Housing Starts, Building Permits Charts

Source: Census Bureau, TradeStation

Stock Market Index Analysis

This week starts out with a look at the weekly chart of the S&P 500, as it's here where we can most readily see our biggest concern about the rally's health. Namely, while the renewed momentum is impressive, that momentum only carried the index to a well-established resistance line (red) that connects all the key highs since October. Then there's the not-so-small matter that the market's just plain overbought; the RSI line is back above 70 (if that means anything anymore).

S&P 500 Weekly Chart, with VIX, RSI, and Volume

Source: TradeNavigator

Ditto for the Dow Jones Industrial Average.

Dow Jones Industrial Average Weekly Chart, with Volume

Source: TradeNavigator

Both of these indices are in contrast with the Nasdaq Composite, which didn't move to record highs last week. It did push up and off of its 100-day moving average line (gray) though, and seemingly still has room to run.
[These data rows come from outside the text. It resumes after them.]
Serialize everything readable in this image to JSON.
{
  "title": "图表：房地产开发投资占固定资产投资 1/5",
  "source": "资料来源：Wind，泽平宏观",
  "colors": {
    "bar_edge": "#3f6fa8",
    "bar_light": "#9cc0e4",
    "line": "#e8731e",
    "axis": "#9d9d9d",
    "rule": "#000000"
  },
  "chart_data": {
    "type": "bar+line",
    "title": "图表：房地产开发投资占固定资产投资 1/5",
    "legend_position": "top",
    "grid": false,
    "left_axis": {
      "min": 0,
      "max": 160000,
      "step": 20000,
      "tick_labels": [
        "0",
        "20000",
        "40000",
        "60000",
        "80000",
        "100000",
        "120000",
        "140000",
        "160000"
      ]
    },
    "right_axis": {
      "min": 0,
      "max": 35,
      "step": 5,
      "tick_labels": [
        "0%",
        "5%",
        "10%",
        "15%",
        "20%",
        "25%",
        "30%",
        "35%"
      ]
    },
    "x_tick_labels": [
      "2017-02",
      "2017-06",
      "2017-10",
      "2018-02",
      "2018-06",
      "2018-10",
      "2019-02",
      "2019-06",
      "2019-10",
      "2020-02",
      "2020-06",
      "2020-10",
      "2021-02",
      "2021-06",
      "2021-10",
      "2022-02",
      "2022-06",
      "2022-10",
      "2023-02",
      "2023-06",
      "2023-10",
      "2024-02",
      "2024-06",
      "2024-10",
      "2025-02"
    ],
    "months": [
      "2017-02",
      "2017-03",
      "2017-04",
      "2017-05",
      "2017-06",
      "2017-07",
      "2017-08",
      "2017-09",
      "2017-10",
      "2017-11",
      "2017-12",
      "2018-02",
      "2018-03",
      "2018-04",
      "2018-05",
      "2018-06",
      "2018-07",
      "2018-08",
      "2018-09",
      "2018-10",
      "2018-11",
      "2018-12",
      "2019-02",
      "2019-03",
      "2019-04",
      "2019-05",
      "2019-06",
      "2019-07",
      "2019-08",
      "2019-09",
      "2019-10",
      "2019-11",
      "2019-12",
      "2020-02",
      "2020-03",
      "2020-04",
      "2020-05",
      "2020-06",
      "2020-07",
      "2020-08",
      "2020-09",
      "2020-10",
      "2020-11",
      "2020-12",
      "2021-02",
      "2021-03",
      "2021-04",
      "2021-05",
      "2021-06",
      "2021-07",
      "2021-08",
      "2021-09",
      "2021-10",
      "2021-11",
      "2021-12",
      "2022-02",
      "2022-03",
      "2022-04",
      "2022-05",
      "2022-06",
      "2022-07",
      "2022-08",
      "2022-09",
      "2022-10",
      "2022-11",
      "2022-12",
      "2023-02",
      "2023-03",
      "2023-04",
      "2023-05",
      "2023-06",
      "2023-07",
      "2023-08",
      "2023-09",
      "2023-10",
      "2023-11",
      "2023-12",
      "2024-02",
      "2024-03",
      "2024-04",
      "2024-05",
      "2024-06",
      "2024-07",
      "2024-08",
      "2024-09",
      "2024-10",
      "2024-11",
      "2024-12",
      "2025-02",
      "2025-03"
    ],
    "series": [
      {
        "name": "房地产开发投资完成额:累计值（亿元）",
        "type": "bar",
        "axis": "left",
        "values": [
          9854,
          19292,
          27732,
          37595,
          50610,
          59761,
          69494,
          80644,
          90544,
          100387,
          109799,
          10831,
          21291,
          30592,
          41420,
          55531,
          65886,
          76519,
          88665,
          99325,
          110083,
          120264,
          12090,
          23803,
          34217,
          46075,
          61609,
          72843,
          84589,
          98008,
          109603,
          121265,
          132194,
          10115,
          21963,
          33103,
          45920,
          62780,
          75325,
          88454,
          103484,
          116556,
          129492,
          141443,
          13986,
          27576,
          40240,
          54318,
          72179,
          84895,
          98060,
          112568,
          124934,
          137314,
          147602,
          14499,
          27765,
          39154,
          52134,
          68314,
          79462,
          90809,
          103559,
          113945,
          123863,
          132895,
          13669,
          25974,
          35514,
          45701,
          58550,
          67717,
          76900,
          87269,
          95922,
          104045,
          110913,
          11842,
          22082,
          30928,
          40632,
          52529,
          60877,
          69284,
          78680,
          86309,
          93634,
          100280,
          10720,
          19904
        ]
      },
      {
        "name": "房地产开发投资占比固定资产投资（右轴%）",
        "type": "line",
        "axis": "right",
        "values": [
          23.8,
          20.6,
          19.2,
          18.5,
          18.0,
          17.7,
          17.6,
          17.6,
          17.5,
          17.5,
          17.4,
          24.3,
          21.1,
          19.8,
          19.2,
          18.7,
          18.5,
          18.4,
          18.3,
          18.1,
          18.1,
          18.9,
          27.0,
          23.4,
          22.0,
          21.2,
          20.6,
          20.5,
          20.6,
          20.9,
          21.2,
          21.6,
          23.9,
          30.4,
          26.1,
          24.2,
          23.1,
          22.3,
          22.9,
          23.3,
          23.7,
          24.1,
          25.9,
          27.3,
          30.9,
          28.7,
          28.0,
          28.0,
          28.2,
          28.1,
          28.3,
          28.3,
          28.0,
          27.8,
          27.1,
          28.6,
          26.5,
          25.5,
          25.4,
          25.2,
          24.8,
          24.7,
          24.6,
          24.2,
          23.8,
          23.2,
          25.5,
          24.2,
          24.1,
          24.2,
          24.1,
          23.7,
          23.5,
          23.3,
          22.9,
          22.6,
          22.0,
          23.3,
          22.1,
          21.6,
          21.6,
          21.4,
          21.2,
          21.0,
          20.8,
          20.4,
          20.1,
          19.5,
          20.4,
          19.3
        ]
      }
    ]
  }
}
The Nasdaq's Volatility Index also has a little room to keep falling now that it's broken below its floor around 24.9.

Nasdaq Composite Weekly Chart, with VXN

Source: TradeNavigator

There are some key problems with the Nasdaq's rebound rally, though. Chief among them is the lack of participation in it. Take a look at the graphic below. The Nasdaq's daily gainers and daily bullish volume aren't getting more bullish.

Granted, it's not as of the Nasdaq's daily decliners and the trading volume behind those falling stocks are soaring. It's curious, however, that even with Friday's bullish bump, more of the Nasdaq's stocks fell than gained, and that we saw more bearish volume than bullish volume.

Nasdaq Composite Daily Chart, with Advancers, Declines, Up and Down Volume

Source: TradeNavigator

It's not a new problem -- which is a problem in and of itself. We've pointed out several times in recent weeks how only a few big stocks have overcome an otherwise-bearish tide, but those few stocks continue to fight the tide and drag the composite upward. Still though, it's a nuance that's too risky to ignore.